Do ponto de vista federativo, as ‘reformas’ alardeadas representam um retrocesso
A reforma tributária tem sido apregoada como o principal instrumento para reequilibrar o chamado pacto federativo. Consta que seu principal objetivo é promover a descentralização de receitas da União para Estados e municípios. Mas as evidências disponíveis mostram que do ponto de vista tributário o Brasil é o país federativo mais descentralizado do mundo! Essa posição, boa ou ruim, foi consequência direta do pacto social e político que esteve por trás da Assembleia Nacional Constituinte de 1988.
Os números são inquestionáveis. De acordo com a Organização para a Cooperação e Desenvolvimento Econômico (OCDE), Estados e municípios brasileiros se apropriam de 56,4% da arrecadação interna de impostos. Em média, essa participação é de 30,9% nos países federados situados em nossa faixa de renda e de 49,5% entre os mais ricos.
A esses dados poderíamos acrescentar: mais de 53% dos impostos federais no Brasil retornam aos Estados e municípios em benefícios previdenciários e assistenciais, abono salarial ou seguro-desemprego. Ou seja, outros 23% da arrecadação total se somam aos recursos destinados diretamente a essas esferas da Federação, o que produz uma descentralização de 79,5% das receitas totais. A maior do mundo!
Diante dos números disponíveis, torna-se difícil acreditar que estejamos sofrendo um agudo desequilíbrio no pacto federativo, ao contrário do que tem sido sempre alardeado. De fato, o pacto prevalecente representa uma conquista da sociedade brasileira que precisa ser preservada.
Isso exige múltiplos esforços. Na Federação brasileira ainda proliferam casos de dependência e irresponsabilidade fiscal. Nosso país continua desigual e tem sofrido alguma piora em indicadores relevantes, como o índice de concentração de renda.
Note-se que uma descentralização adicional de receitas sem condicionantes adequados pode criar ineficiências que corrompem a qualidade do gasto público e a própria autonomia dos entes federativos. Alguns indicadores a esse respeito são a baixa arrecadação municipal nas bases do IPTU e do ISS e a ociosidade de recursos destinados a projetos específicos, inclusive de emendas parlamentares.
Ou seja, alguns Estados e municípios parecem estar abdicando de exercer bem a competência de tributar e de executar investimentos, ambos fundamentais para sua plena autonomia. Ao contrário, estão dando prioridade a gastos correntes custeados majoritariamente pelas transferências que recebem da União, ampliando a dependência desses recursos.
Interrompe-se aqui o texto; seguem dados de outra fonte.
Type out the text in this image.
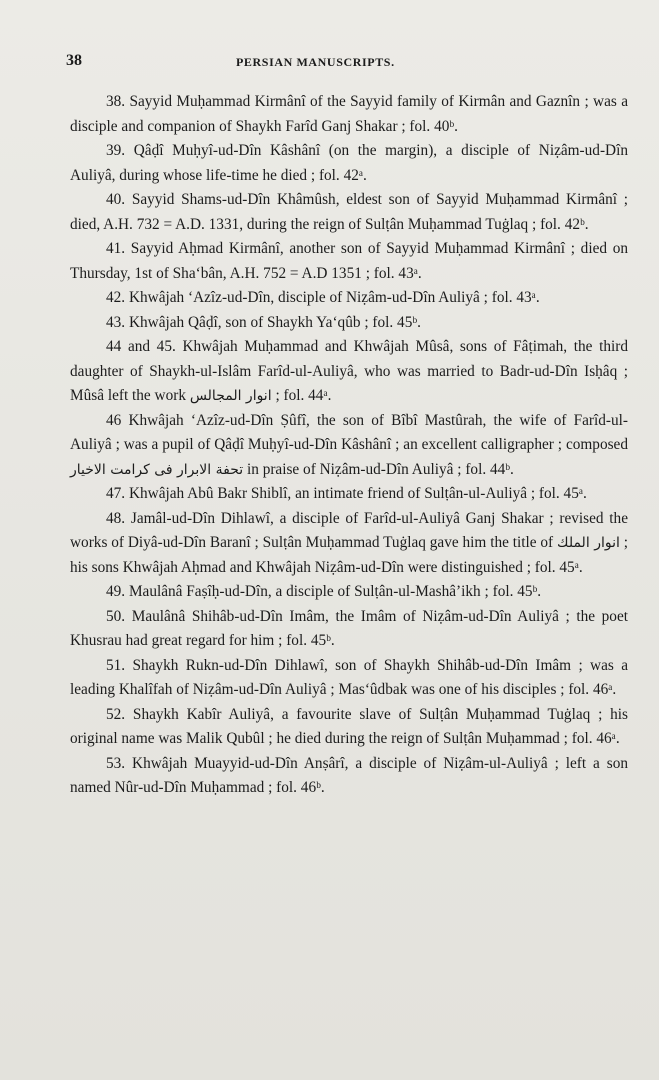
38	PERSIAN MANUSCRIPTS.

38. Sayyid Muḥammad Kirmânî of the Sayyid family of Kirmân and Gaznîn ; was a disciple and companion of Shaykh Farîd Ganj Shakar ; fol. 40ᵇ.

39. Qâḍî Muḥyî-ud-Dîn Kâshânî (on the margin), a disciple of Niẓâm-ud-Dîn Auliyâ, during whose life-time he died ; fol. 42ᵃ.

40. Sayyid Shams-ud-Dîn Khâmûsh, eldest son of Sayyid Muḥammad Kirmânî ; died, A.H. 732 = A.D. 1331, during the reign of Sulṭân Muḥammad Tuġlaq ; fol. 42ᵇ.

41. Sayyid Aḥmad Kirmânî, another son of Sayyid Muḥammad Kirmânî ; died on Thursday, 1st of Sha‘bân, A.H. 752 = A.D 1351 ; fol. 43ᵃ.

42. Khwâjah ‘Azîz-ud-Dîn, disciple of Niẓâm-ud-Dîn Auliyâ ; fol. 43ᵃ.

43. Khwâjah Qâḍî, son of Shaykh Ya‘qûb ; fol. 45ᵇ.

44 and 45. Khwâjah Muḥammad and Khwâjah Mûsâ, sons of Fâṭimah, the third daughter of Shaykh-ul-Islâm Farîd-ul-Auliyâ, who was married to Badr-ud-Dîn Isḥâq ; Mûsâ left the work انوار المجالس ; fol. 44ᵃ.

46 Khwâjah ‘Azîz-ud-Dîn Ṣûfî, the son of Bîbî Mastûrah, the wife of Farîd-ul-Auliyâ ; was a pupil of Qâḍî Muḥyî-ud-Dîn Kâshânî ; an excellent calligrapher ; composed تحفة الابرار فى كرامت الاخيار in praise of Niẓâm-ud-Dîn Auliyâ ; fol. 44ᵇ.

47. Khwâjah Abû Bakr Shiblî, an intimate friend of Sulṭân-ul-Auliyâ ; fol. 45ᵃ.

48. Jamâl-ud-Dîn Dihlawî, a disciple of Farîd-ul-Auliyâ Ganj Shakar ; revised the works of Diyâ-ud-Dîn Baranî ; Sulṭân Muḥammad Tuġlaq gave him the title of انوار الملك ; his sons Khwâjah Aḥmad and Khwâjah Niẓâm-ud-Dîn were distinguished ; fol. 45ᵃ.

49. Maulânâ Faṣîḥ-ud-Dîn, a disciple of Sulṭân-ul-Mashâ’ikh ; fol. 45ᵇ.

50. Maulânâ Shihâb-ud-Dîn Imâm, the Imâm of Niẓâm-ud-Dîn Auliyâ ; the poet Khusrau had great regard for him ; fol. 45ᵇ.

51. Shaykh Rukn-ud-Dîn Dihlawî, son of Shaykh Shihâb-ud-Dîn Imâm ; was a leading Khalîfah of Niẓâm-ud-Dîn Auliyâ ; Mas‘ûdbak was one of his disciples ; fol. 46ᵃ.

52. Shaykh Kabîr Auliyâ, a favourite slave of Sulṭân Muḥammad Tuġlaq ; his original name was Malik Qubûl ; he died during the reign of Sulṭân Muḥammad ; fol. 46ᵃ.

53. Khwâjah Muayyid-ud-Dîn Anṣârî, a disciple of Niẓâm-ul-Auliyâ ; left a son named Nûr-ud-Dîn Muḥammad ; fol. 46ᵇ.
Essa dependência crescente se inscreve no contexto de uma elevada irresponsabilidade fiscal, que veio à tona com a grave recessão, evidenciada por folhas de pagamento inchadas e má qualidade dos serviços públicos. Tal cenário criou um ambiente político-institucional propício ao socorro de Estados e municípios pela União, sobretudo em momentos de queda de arrecadação e das respectivas transferências. E vai se criando um círculo vicioso de dependência e indulgência em relação à irresponsabilidade fiscal.
O aumento das desigualdades também preocupa. Após longa recessão, o Brasil superou a África do Sul como o mais desigual dos países que abrigam as 20 maiores economias, de acordo com o índice de Gini. Nosso sistema tributário reforça esse quadro em razão de sua alta regressividade.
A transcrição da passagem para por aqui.